Ô Seigneur — pourquoi en une heure d’ennui nous tiras-tu de la boue où nous grouillions, infimes vermisseaux — et nous formas-tu de tes mains qui avaient tripoté les fumiers de l’Univers — sans te les laver d’abord — et nous douas-tu d’une âme perverse faite à la ressemblance de la tienne ?

Si la Création — au dire des pères jésuites — devait être une œuvre de bonté, quel besoin avais-tu de notre souffrance ?

Pourquoi ne pas nous laisser dans les limbes des choses sans nerfs — et des êtres qui ne pensent pas ?

Pourquoi ne pas donner à nos lèvres un sourire éternel — et à nos fronts une sérénité sans rides ?

Pourquoi nous avoir classés en esclaves et en maîtres — en bouffons et en philosophes — en victimes et en bourreaux — en comédiens et en prophètes — en clients de l’isoloir et en hommes d’état ?

Pourquoi nous avoir mis la haine au fond du cœur et la pitié sur tes lèvres ?

Pourquoi avoir voulu que nos femmes vieillissent après les premières caresses — et que leur beauté se flétrisse au premier déchirement de la maternité ?

♦ ♦

Pourquoi, en hommage à ta toute-puissance — à ta toute-vision — as-tu fixé notre sort, depuis le commencement des siècles — nous as-tu oints de la capacité de délinquer — doués de l’impuissance congénitale à être bons ?

Pour récréer les cœurs des Séraphins déliquescents — ne te suffisait-il pas de faire rouler les mondes dans l’espace sans limites — ne pouvais-tu te distraire durant les interminables veilles de l’Eternité — en jouant au billard avec les satellites ?

Pourquoi nous avoir tiré de l’immense paix du néant ?

Si les ailes des archanges abrutis par la gloire céleste — ne suffisaient pas à écarter les moustiques de ton chef branlant : pourquoi ne pas employer la queue des comètes ?

Quel besoin avais-tu de nos hurlements de douleur — de nos blasphèmes ?

La puanteur soufrée des soleils en combustion — ne suffisait donc pas à te faire éternuer — et à secouer ta somnolence séculaire ?

Qu’avais-tu besoin de nos prières et des psaumes des franciscains ?

♦ ♦

Les rats trottinaient tranquillement dans les égouts du Paradis Terrestre — et tu créas le chat.

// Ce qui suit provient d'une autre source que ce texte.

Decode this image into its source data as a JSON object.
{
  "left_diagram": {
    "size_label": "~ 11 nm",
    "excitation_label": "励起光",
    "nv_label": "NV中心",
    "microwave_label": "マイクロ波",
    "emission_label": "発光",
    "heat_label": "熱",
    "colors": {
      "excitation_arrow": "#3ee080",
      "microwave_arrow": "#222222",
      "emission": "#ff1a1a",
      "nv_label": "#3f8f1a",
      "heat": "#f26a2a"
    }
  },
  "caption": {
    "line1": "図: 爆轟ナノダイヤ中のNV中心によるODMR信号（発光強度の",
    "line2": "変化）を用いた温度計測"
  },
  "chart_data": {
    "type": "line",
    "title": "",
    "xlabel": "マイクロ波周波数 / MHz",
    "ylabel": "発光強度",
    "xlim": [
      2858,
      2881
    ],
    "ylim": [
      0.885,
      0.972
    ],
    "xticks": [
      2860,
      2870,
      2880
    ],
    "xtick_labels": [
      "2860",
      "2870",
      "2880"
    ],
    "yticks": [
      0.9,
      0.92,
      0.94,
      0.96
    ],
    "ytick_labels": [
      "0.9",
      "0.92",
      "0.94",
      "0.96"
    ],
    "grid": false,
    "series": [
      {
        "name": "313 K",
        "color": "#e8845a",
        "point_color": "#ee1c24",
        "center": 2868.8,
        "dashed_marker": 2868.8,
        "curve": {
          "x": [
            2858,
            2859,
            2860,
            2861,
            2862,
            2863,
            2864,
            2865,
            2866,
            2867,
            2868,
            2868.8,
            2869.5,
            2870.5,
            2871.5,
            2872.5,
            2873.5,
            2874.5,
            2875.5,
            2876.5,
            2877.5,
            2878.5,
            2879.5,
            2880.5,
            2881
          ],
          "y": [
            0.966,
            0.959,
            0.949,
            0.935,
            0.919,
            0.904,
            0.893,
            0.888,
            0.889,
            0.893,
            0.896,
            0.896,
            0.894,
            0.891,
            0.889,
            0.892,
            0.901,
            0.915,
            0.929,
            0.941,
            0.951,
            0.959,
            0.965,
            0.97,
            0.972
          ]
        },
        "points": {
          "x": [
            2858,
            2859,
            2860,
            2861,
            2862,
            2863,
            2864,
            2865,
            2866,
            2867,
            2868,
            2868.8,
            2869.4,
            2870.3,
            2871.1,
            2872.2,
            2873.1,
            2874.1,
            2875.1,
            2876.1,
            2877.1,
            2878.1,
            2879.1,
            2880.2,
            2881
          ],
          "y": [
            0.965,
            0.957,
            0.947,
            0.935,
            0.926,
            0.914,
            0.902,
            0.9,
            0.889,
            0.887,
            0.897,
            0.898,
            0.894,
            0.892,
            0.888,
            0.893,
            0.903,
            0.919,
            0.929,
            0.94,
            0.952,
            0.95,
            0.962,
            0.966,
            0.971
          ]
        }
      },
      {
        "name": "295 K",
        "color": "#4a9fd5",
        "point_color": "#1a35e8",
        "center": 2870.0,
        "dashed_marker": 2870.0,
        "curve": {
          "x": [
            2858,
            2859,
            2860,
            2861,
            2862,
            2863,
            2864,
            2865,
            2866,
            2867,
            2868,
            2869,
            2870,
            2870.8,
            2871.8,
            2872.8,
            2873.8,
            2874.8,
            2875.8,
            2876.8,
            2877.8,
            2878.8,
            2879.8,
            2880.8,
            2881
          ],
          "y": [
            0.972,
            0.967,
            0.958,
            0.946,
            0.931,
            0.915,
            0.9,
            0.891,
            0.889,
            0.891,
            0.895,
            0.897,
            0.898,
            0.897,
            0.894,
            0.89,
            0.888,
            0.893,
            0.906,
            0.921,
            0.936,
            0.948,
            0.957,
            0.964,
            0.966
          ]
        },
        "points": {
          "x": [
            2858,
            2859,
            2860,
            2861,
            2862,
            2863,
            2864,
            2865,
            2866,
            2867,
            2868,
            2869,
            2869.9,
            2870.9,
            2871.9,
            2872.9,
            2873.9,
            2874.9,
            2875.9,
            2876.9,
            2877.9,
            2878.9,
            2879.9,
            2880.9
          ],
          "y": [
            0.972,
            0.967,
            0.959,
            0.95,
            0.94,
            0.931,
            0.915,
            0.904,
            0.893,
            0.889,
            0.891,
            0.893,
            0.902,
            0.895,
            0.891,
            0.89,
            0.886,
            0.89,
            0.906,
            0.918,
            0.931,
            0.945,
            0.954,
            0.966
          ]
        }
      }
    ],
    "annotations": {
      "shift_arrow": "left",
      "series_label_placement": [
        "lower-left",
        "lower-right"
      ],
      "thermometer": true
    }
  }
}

Adam — Androgyne — se dorlotait béatement à l’ombre de l’Ignorance qui se suffit à elle-même — et tu lui donnas un sexe — féroce, tu lui attachas une Eve au flanc…

Une Eve qui avait appris du serpent la science des caresses visqueuses — qui lui engendra Caïn — et qui lui inocula la syphilis — la syphilis qu’elle avait contractée en forniquant avec tous les orangs-outangs du voisinage.

♦ ♦

Ô Seigneur… dieu de bonté !…

Le monde regorge de malheureux souffrant de souffrances inutiles.

Il est des insectes qui vivent un jour une vie sans but — des enfants qui ne naissent que pour mourir — il y en a d’autres qui grandissent phtisiques — d’autres encore qui, ayant surmonté toutes les peines de la vie, s’en vont promener par le monde leurs plaies gangrenées.

♦ ♦

Ô Seigneur… dieu de justice !…

Tu as inventé la goutte et l’anémie — tu fais mourir les uns d’indigestion et les autres d’épuisement. — Tu as donné un prix à la virginité — un salaire à l’amour.

Les tables de ta loi oscillent entre la supercherie et le renoncement. — Tes saints ne sont que des poltrons — tes bienheureux des saligauds — et tes héros ont tous les stigmates du criminel né.

Ô Seigneur… tu récompenses le vice ici-bas — et la vertu après la mort.

Tu as empoisonné deux fois Socrate : la première fois avec Xanthippe — la seconde avec la ciguë.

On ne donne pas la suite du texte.